Typically with sFlow you will need to have a script that enables sFlow accounting on your network device such as the sFlowenable script, available from the InMon Corporation (developers of sFlow). Once you have run the script to enable sFlow accounting on the network device, it will begin aggregating data and sending updates to your sFlow collector - the traffic accounting machine. It is actually possible to have sFlow updates sent to several different collectors from the one switch or router, so it is possible to scale out your traffic accounting infrastructure quite easily using this method.

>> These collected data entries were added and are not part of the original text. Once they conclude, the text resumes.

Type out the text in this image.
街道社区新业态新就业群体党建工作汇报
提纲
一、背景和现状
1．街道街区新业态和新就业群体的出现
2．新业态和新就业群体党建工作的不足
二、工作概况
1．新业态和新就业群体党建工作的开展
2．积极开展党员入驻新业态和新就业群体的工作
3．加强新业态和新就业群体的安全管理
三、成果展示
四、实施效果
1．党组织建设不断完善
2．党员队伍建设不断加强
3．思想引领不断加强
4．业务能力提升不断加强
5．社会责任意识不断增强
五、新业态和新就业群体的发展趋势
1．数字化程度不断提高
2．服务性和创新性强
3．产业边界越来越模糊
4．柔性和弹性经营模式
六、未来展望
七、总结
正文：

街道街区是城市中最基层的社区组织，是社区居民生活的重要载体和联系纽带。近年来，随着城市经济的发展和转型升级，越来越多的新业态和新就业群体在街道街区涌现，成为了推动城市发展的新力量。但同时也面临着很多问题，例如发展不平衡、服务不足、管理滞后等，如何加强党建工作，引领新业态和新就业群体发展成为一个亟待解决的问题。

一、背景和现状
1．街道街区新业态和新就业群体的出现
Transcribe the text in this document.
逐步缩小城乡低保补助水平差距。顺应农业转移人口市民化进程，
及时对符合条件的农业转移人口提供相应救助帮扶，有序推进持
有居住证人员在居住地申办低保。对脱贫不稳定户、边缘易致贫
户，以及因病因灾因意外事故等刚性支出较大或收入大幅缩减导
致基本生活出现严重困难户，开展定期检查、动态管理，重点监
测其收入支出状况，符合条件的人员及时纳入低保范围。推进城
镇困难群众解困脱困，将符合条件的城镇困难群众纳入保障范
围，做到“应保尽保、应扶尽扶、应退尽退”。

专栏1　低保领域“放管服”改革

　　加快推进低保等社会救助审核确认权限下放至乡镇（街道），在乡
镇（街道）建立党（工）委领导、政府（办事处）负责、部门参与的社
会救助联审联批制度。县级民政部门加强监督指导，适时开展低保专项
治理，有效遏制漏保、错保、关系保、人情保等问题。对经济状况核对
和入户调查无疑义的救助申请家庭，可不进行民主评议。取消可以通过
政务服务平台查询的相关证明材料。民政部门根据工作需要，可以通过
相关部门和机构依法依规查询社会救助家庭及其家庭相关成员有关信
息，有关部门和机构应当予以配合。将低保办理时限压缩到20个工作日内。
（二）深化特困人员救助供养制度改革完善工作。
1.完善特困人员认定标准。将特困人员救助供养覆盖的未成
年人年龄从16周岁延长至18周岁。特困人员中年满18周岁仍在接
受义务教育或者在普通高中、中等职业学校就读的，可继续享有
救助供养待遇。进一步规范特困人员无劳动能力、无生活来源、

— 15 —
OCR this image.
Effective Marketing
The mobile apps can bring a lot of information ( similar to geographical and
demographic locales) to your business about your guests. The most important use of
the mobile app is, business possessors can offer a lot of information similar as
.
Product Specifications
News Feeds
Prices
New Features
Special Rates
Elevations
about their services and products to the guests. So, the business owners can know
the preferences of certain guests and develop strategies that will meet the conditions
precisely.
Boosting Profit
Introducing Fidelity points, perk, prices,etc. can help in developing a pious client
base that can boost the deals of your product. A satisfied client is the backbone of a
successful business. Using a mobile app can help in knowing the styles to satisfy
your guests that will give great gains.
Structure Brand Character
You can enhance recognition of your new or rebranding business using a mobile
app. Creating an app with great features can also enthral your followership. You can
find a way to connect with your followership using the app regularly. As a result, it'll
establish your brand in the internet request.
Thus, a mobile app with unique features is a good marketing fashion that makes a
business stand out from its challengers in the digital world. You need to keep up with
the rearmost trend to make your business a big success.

The sFlow packets that hit the collector will look something like this (courtesy of sflowtool):

startDatagram =================================
datagramSourceIP 0.0.0.0
datagramSize 220
unixSecondsUTC 1236325078
datagramVersion 5
agentSubId 0
agent 192.0.2.1
packetSequenceNo 98
sysUpTime 1403836350
samplesInPacket 1
startSample ----------------------
sampleType_tag 0:1
sampleType FLOWSAMPLE
sampleSequenceNo 110
sourceId 0:3
meanSkipCount 512
samplePool 55568573
dropEvents 22
inputPort 24
outputPort multiple 4
flowBlock_tag 0:1
flowSampleType HEADER
headerProtocol 1
sampledPacketSize 466
strippedBytes 8
headerLen 128
headerBytes 00-00-00-00-00-00-00-00-00-00-00-00-00-00-00-00-00-00-00-00-00-00-00-00-00-00-00-00-00-00-00-00-00-00-00-00-00-00-00-00-00-00-00-00-00-00-00-00-00-
00-00-00-00-00-00-00-00-00-00-00-00-00-00-00-00-00-00-00-00-00-00-00-00-00-00-00-00-00-00-00-00-00-00-00-00-00-00-00-00-00-00-00-00-00-00-00-00-00-
00-00-00-00-00-00-00-00-00-00-00-00-00-00-00-00-00-00-00-00-00-00-00-00-00-00-00-00-00-00-00-00-00-00
dstMAC 000000000000
srcMAC 000000000000
IPSize 444
ip.tot_len 444
srcIP 192.0.2.55
dstIP 192.0.2.99
IPProtocol 6
IPTOS 0
IPTTL 105
TCPSrcPort 3027
TCPDstPort 443
TCPFlags 24
endSample   ----------------------
endDatagram   =================================

The data is summarised down to a sequence of these UDP packets which are sent from the agent (the switch or router) to the collector (the machine running sfacctd. Netflow operates in much the same way.

Configuration of sfacctd or nfacctd is mostly identical to that of pmacctd however instead of listening in promiscuous mode for traffic to sample, the sampling is done on your switches/routers. Netflow and sFlow agents are specifically designed to be very lightweight in CPU utilisation so the overhead involved in running either protocol even on heavily loaded networks should be minimal. The summarised packets are delivered to your traffic accounting machine and entered into the database for billing data to be generated from, just as in our promiscuous mode example, however now you are able to scale up your accounting infrastructure to meet the traffic needs of your network for years to come.